Que propose le site ?
On donne à voir le récit de la société vu par le regard de ces femmes. Donc on s’adresse à tout le monde. Comme avec Les Maternelles, car 23 ans plus tard, des gens de tous les âges et de tous les sexes me parlent encore de l’émission. C’est assez fou. Je serais très fière si mes congénères ne sont plus assignées au bonheur bas et stupide de la maternité, puis assignées à la tristesse obligatoire de la fin des règles. Je m’autodécernerais la légion d’honneur pour service rendu à la Nation. La France éternelle, les drapeaux qui claquent au vent. Car j’ai la République au cœur en fait.
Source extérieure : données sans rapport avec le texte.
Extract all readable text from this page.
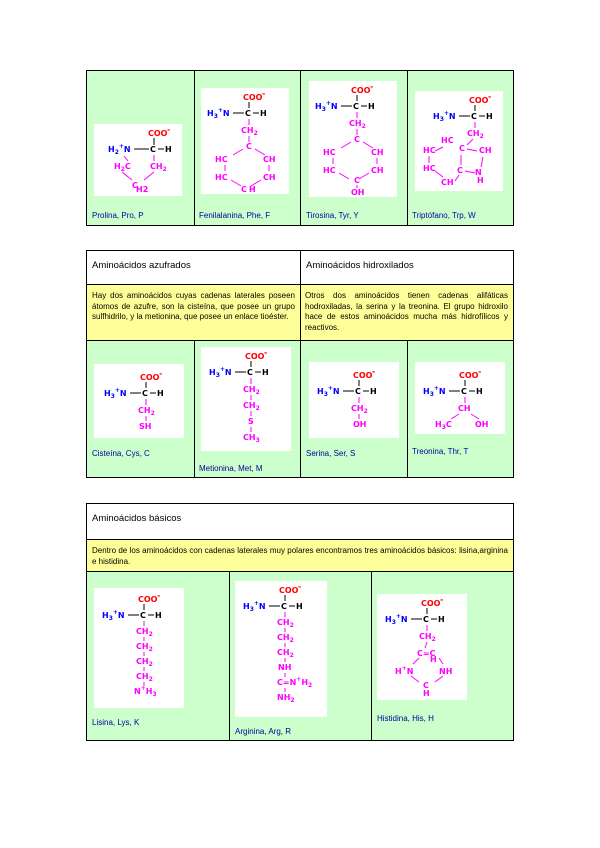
COO -
$H_2^+N$ C H
$H_2C$ $CH_2$
C
H2
Prolina, Pro, P
COO -
$H_3^+N$ C H
$CH_2$
C
HC	CH
HC	CH
C H
Fenilalanina, Phe, F
COO -
$H_3^+N$ C H
$CH_2$
C
HC	CH
HC	CH
C
OH
Tirosina, Tyr, Y
COO -
$H_3^+N$ C H
$CH_2$
HC
C CH
HC
HC
CH
C N
H
Triptófano, Trp, W
Aminoácidos azufrados	Aminoácidos hidroxilados
Hay dos aminoácidos cuyas cadenas laterales poseen átomos de azufre, son la cisteína, que posee un grupo sulfhidrilo, y la metionina, que posee un enlace tioéster.
Otros dos aminoácidos tienen cadenas alifáticas hodroxiladas, la serina y la treonina. El grupo hidroxilo hace de estos aminoácidos mucha más hidrofílicos y reactivos.
COO -
$H_3^+N$ C H
$CH_2$
SH
Cisteína, Cys, C
COO -
$H_3^+N$ C H
$CH_2$
$CH_2$
S
$CH_3$
Metionina, Met, M
COO -
$H_3^+N$ C H
$CH_2$
OH
Serina, Ser, S
COO -
$H_3^+N$ C H
CH
$H_3C$	OH
Treonina, Thr, T
Aminoácidos básicos
Dentro de los aminoácidos con cadenas laterales muy polares encontramos tres aminoácidos básicos: lisina,arginina e histidina.
COO -
$H_3^+N$ C H
$CH_2$
$CH_2$
$CH_2$
$CH_2$
$N^+H_3$
Lisina, Lys, K
COO -
$H_3^+N$ C H
$CH_2$
$CH_2$
$CH_2$
NH
$C=N^+H_2$
$NH_2$
Arginina, Arg, R
COO -
$H_3^+N$ C H
$CH_2$
C=C
H
H+N	NH
C
H
Histidina, His, H
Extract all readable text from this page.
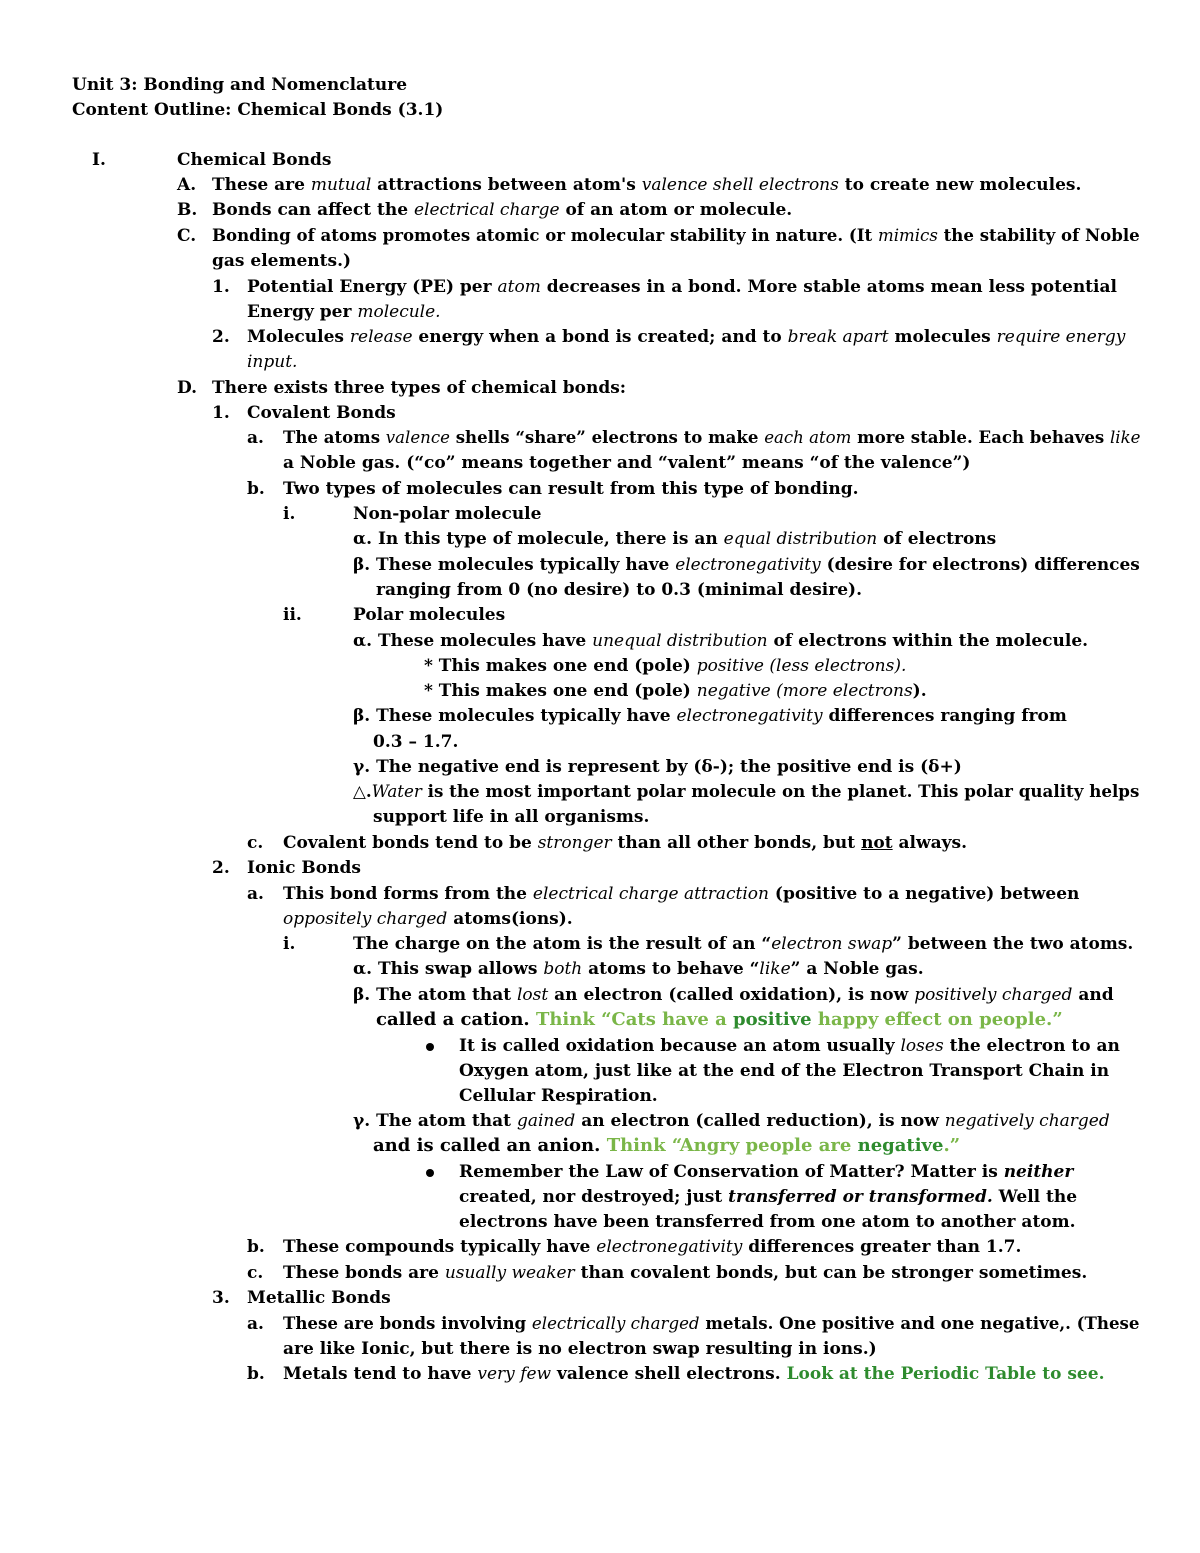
Unit 3: Bonding and Nomenclature
Content Outline: Chemical Bonds (3.1)
I.	Chemical Bonds
A. These are mutual attractions between atom's valence shell electrons to create new molecules.
B. Bonds can affect the electrical charge of an atom or molecule.
C. Bonding of atoms promotes atomic or molecular stability in nature. (It mimics the stability of Noble
gas elements.)
1. Potential Energy (PE) per atom decreases in a bond. More stable atoms mean less potential
Energy per molecule.
2. Molecules release energy when a bond is created; and to break apart molecules require energy
input.
D. There exists three types of chemical bonds:
1. Covalent Bonds
a. The atoms valence shells “share” electrons to make each atom more stable. Each behaves like
a Noble gas. (“co” means together and “valent” means “of the valence”)
b. Two types of molecules can result from this type of bonding.
i.	Non-polar molecule
α. In this type of molecule, there is an equal distribution of electrons
β. These molecules typically have electronegativity (desire for electrons) differences
ranging from 0 (no desire) to 0.3 (minimal desire).
ii.	Polar molecules
α. These molecules have unequal distribution of electrons within the molecule.
* This makes one end (pole) positive (less electrons).
* This makes one end (pole) negative (more electrons).
β. These molecules typically have electronegativity differences ranging from
0.3 – 1.7.
γ. The negative end is represent by (δ-); the positive end is (δ+)
△.Water is the most important polar molecule on the planet. This polar quality helps
support life in all organisms.
c. Covalent bonds tend to be stronger than all other bonds, but not always.
2. Ionic Bonds
a. This bond forms from the electrical charge attraction (positive to a negative) between
oppositely charged atoms(ions).
i.	The charge on the atom is the result of an “electron swap” between the two atoms.
α. This swap allows both atoms to behave “like” a Noble gas.
β. The atom that lost an electron (called oxidation), is now positively charged and
called a cation. Think “Cats have a positive happy effect on people.”
It is called oxidation because an atom usually loses the electron to an
Oxygen atom, just like at the end of the Electron Transport Chain in
Cellular Respiration.
γ. The atom that gained an electron (called reduction), is now negatively charged
and is called an anion. Think “Angry people are negative.”
Remember the Law of Conservation of Matter? Matter is neither
created, nor destroyed; just transferred or transformed. Well the
electrons have been transferred from one atom to another atom.
b. These compounds typically have electronegativity differences greater than 1.7.
c. These bonds are usually weaker than covalent bonds, but can be stronger sometimes.
3. Metallic Bonds
a. These are bonds involving electrically charged metals. One positive and one negative,. (These
are like Ionic, but there is no electron swap resulting in ions.)
b. Metals tend to have very few valence shell electrons. Look at the Periodic Table to see.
L’assignation, ça vous rend dingue ?
Je ne la supporte pas. Je suis née avec un truc en plus. Je ne sais pas d’où ça vient mais je repère l’assignation à 3 000 km et j’y suis rétive. Même si j’ai été assignée comme tout le monde. Simplement, j’ai toujours ressenti un malaise face à cette situation.
Vous publiez La Femme invisible, chez Grasset, déjà dans la liste des best-sellers. Vous vous y attendiez ?
Je ne le savais pas. Tant mieux parce que ce livre est très personnel et très direct, exactement comme à l’époque des Maternelles ou de la matinale de Canal +. Il y a ce contact direct avec les gens qui m’est très précieux. C’est une chance dans la vie de pouvoir prendre la parole, de s’adresser à des gens que vous allez croiser dans la vie. C’est une émotion très forte. Et aujourd’hui, j’ai envie d’être avec. J’ai fini d’être contre. Se battre contre, c’est épuisant. Se battre pour, c’est glorieux. Et je sais que la joie est essentielle.
La journaliste de presse féminine Michèle Fitoussi publie une nouvelle newsletter My Beautiful Seventies. L’avez-vous vue ?
Oui et je trouve cela intéressant que quelqu’un de la presse féminine s’empare du sujet. Je l’ai invitée pour venir discuter sur le canapé de Mesdames. Je me réjouis de l’interviewer et qu’elle nous raconte comment elle a vécu de l’intérieur cette presse féminine, Elle, en l’occurrence, créée par Hélène Lazareff et Françoise Giroud pour faire des femmes des citoyennes. Ces marques de presse institutionnelles ont un peu perdu de vue leur cible.
Antoine de Caunes est l’ambassadeur du nouveau magazine de CMI France, Vieux. Vous portez le même engagement ?
Oui. Nous sommes dans une société qui se prive de ceux qui vieillissent. C’est une bêtise et c’est dommage. De la même manière qu’on se prive de la mort. On tourne une série sur la mort en ce moment. Elle raconte ce qui se passe dans une unité de soins palliatifs où les gens restent en moyenne 15 jours à l’hôpital de Saint-Maurice. Erwan Marinopoulos la réalise.
Si vous pouviez prendre trois mesures, quelles seraient-elles ?
Je mettrais les vieux à l’honneur. Je ferais quelque chose pour les mères célibataires, parce que ce sont des grandes oubliées de la République. On laisse des femmes et des enfants dans un désarroi invraisemblable. Je leur proposerais une idée autour de l’habitat collectif. Je mettrais en place au collège l’étude de grands textes de l’époque, très concrets, de la plaidoirie de Bobigny de Gisèle Halimi au texte de Steven Spielberg sur le métier de réalisateur.